One of the ways that we humans deal with things that we don’t understand is to mythologize them. We worship them, or at least try to placate them. Snake gods are common enough in the world’s religions. In European cultures, the snake often symbolizes evil or death: the Norse had the World Serpent Jörmungandr, a reptilian monster that will one day rise forth from the waters and poison the skies, and in the Christian mythos, Satan appears to Adam and Eve in the form of a snake. In Eastern cultures, the snake can represent good luck, fertility or wisdom.
No matter what they represent, all of mankind’s gods eventually die. As a new cult rises to prominence, the deities of the old cult are neglected, eventually forgotten, even demonized. The gods of one generation become the demons or bogeymen of the next.
Snakes have been a part of America’s mythological substrate from its earliest days – well before the first white man stepped foot upon its shores. The Aztecs and Navajo people both told stories of snake people living deep within the earth, protectors of ancient wisdom that they would sometimes gift upon those they deemed worthy. The ancient Natchez Indians revered the rattlesnake, as did those enigmatic people we know as the “Mound Builders.” For the most part, these gods, like so many others, were crushed beneath the heels of a muscular new faith – Christianity – and assumed their new roles as shadows of their former selves: demons and monsters.
America’s reptile gods went underground, but they never really went away. In 1934 the Los Angeles Times reported about rumors of an entire civilization of lizard men living beneath the city. More recently, in 1988, rumors circulated of a reptilian cryptid haunting Lee County, South Carolina. UFO abductees periodically claim to have been spirited away by “Reptoids” for bizarre medical experiments. Somewhere there’s a Medicine Man, and he’s puffing away on a pipe and laughing at the White Man. (Well, maybe just one particular white guy: David Icke. A former sportscaster, Icke gave up his career to proclaim the truth as he knows it: bloodsucking reptilian aliens control the world, manipulating human destiny to enrich themselves at our expense. I did say it was the truth as he knows it.)

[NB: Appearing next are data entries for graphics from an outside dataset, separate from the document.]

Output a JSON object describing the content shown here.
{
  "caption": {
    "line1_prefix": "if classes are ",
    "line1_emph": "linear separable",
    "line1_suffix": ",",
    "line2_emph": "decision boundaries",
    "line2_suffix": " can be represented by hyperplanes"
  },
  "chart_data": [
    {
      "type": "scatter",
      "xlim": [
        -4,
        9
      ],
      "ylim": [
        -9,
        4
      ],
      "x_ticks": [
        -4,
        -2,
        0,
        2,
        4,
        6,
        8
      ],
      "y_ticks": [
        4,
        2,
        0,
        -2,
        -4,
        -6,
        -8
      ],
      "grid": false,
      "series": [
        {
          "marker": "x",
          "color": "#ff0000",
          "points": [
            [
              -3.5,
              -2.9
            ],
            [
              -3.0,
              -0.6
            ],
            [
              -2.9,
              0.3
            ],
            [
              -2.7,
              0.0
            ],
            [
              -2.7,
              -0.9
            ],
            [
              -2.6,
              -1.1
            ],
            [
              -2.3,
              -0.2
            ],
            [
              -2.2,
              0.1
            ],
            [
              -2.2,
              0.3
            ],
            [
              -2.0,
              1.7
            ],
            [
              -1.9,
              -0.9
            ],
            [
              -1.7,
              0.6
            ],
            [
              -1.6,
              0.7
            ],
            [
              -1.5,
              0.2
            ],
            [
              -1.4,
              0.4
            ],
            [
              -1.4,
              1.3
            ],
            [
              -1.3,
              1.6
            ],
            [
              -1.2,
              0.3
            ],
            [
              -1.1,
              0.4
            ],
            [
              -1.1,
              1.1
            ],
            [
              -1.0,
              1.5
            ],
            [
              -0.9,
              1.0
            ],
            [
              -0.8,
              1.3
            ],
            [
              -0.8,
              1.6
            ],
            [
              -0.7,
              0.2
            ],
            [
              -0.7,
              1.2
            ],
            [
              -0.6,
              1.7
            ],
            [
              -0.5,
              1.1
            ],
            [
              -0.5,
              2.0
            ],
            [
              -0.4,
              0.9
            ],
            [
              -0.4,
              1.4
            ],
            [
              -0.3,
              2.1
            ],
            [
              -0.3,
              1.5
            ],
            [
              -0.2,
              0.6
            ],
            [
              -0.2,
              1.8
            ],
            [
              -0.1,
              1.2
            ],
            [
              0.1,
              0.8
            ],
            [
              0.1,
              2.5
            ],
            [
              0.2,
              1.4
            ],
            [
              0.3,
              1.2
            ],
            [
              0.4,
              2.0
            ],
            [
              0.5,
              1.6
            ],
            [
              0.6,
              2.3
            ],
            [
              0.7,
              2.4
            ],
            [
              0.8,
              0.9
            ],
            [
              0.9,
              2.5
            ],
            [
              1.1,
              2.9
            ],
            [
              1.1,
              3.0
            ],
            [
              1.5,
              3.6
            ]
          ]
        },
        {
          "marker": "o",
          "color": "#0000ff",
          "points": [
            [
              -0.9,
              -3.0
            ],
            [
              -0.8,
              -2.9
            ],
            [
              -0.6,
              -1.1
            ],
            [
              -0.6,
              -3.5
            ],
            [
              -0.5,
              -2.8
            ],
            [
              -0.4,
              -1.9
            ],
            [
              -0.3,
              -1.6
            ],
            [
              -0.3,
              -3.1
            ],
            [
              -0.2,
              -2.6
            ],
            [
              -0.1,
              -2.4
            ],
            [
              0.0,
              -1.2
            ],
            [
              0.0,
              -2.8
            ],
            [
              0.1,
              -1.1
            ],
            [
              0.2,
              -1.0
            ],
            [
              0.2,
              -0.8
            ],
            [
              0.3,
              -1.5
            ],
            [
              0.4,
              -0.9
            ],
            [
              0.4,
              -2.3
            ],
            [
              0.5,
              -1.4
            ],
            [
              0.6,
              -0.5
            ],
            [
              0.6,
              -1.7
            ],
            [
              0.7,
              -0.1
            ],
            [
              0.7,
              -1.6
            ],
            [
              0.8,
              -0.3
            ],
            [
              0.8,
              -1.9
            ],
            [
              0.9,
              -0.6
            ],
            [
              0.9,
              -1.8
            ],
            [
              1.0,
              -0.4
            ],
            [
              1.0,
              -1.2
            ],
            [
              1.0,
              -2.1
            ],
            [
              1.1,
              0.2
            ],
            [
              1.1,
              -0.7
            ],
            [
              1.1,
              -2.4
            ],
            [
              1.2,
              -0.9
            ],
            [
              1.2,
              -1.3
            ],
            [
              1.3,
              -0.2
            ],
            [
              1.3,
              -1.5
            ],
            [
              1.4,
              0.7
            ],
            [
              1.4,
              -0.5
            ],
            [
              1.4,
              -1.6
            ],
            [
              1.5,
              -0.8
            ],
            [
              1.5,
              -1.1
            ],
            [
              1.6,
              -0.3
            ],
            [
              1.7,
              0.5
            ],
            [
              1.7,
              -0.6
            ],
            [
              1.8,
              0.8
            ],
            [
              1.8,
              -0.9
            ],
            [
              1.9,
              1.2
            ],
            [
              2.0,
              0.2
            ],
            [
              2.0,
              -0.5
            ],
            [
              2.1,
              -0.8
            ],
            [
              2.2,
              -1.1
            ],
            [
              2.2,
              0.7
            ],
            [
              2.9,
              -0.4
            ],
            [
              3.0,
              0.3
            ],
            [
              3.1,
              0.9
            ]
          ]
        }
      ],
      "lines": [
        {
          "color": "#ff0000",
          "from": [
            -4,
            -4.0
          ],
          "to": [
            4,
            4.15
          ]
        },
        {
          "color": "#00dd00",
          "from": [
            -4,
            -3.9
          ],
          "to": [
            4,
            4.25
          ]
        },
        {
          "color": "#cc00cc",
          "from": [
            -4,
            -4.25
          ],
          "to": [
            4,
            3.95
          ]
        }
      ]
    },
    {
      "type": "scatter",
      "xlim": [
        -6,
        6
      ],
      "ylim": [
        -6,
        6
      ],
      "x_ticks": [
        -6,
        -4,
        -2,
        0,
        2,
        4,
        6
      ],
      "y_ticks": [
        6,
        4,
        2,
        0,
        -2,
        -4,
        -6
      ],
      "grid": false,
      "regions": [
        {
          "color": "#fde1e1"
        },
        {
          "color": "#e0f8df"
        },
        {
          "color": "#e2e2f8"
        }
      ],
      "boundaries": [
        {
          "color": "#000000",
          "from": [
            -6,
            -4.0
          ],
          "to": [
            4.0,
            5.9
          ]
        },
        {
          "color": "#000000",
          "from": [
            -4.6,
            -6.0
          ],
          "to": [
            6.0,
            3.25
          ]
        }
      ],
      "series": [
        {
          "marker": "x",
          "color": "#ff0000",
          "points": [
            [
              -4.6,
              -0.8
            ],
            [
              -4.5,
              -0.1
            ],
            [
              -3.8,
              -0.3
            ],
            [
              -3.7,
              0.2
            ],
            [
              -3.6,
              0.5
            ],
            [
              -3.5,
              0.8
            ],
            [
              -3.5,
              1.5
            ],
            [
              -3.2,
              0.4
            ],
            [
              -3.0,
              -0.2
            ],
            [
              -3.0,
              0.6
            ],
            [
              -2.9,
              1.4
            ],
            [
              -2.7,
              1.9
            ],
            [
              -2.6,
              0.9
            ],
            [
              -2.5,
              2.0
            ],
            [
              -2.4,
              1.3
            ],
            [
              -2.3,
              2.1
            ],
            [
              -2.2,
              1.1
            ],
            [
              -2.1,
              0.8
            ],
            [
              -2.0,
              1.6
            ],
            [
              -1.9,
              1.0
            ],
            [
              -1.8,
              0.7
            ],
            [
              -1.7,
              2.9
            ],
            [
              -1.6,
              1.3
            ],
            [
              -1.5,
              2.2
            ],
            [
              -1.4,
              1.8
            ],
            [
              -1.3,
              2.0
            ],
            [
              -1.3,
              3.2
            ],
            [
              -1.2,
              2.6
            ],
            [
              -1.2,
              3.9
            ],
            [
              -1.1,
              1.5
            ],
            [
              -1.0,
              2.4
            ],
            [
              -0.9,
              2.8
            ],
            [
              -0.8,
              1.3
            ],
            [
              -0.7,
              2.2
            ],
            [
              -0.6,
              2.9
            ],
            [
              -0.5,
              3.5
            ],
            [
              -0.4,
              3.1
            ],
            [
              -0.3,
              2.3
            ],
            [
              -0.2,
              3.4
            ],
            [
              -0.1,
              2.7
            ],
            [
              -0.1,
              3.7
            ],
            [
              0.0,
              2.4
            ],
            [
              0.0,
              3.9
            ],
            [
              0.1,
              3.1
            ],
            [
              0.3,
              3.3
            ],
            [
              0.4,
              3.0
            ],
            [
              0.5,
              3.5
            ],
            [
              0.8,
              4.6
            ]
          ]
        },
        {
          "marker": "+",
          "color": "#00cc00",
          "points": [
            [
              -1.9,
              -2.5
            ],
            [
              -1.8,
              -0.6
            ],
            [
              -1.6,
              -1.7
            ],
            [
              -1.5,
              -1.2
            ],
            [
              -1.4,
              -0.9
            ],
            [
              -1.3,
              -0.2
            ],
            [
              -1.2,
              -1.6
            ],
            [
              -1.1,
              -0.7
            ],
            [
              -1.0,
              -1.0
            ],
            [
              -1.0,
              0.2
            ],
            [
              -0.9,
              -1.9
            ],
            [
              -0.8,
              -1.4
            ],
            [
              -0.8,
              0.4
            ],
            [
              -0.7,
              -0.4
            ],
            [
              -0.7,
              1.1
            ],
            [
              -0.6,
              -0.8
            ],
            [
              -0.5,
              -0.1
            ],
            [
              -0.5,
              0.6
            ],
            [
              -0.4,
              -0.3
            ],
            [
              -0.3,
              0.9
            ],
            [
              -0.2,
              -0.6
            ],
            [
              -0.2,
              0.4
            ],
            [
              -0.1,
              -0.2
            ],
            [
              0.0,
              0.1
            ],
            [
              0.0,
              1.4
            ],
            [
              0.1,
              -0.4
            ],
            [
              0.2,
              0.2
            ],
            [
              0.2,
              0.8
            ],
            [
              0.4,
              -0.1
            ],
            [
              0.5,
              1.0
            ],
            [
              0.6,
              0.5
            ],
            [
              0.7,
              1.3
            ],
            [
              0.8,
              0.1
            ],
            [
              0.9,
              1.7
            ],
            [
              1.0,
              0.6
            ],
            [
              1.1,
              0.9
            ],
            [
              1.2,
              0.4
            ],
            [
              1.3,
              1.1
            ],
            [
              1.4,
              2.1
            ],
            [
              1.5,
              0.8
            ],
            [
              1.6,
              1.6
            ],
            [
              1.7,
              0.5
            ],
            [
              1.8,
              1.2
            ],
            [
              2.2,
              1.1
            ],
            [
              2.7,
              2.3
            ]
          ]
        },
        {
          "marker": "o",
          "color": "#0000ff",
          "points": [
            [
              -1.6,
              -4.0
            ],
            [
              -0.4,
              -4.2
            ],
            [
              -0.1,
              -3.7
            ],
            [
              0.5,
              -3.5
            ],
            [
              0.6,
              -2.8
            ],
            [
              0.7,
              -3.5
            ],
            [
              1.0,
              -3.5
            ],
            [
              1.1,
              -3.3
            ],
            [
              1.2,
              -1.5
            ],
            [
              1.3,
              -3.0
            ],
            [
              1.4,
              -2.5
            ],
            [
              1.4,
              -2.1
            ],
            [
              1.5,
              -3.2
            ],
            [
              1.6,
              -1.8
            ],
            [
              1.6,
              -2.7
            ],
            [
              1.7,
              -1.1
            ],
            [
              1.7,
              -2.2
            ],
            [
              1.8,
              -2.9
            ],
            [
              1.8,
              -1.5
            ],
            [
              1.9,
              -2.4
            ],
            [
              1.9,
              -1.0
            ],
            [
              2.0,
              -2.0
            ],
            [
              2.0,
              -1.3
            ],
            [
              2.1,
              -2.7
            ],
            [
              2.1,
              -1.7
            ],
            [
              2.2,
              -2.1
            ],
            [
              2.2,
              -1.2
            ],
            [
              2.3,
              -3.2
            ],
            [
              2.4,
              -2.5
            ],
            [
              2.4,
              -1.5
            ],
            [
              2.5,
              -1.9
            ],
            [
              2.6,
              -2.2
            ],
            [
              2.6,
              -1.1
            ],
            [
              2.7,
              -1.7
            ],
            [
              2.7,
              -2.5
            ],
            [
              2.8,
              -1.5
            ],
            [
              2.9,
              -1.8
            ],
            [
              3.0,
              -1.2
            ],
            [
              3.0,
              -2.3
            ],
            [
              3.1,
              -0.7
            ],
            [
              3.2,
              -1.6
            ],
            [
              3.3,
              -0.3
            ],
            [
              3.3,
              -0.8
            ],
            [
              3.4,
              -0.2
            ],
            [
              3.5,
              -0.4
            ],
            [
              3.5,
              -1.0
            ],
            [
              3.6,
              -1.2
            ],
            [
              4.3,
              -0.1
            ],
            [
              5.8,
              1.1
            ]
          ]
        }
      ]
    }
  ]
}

Much like the real snakes that inspire them, reptile people are capable of shedding one old skin and acquiring a new one that better suits them. While it’s highly unlikely that real reptile or snake men roam the American continent, they’re not at all hard to find in the nation’s popular culture.
Television is rife with them: the visitors from the television series V, Land of the Lost‘s Sleestak, and Star Trek‘s Gorn all seem to tape into the primeval human fear of snakes. Same with Sssssss‘s hapless lab assistant-cum-snake-man, and who can forget the hybrid cobra man in 1984’s Dreamscape? Our scaly friends pop up plenty in books, too, from Raymond E. Feist’s Pantathians to Robert E. Howard’s Serpent Men.
Then there are some people, like the aptly-named “Lizard Man” who take this pop culture archetype to the next level by transforming their bodies through tattooing, surgery and implants. He’s a modern myth in the making, in every sense of the word. I mean, you can even follow the guy on Twitter.
The snake men are here, they never left. They’re a part of the American cultural landscape, and who knows where they’ll pop up next: your television, your dreams, maybe even on a deserted country road near that spooky old swamp. We had probably better get used to them.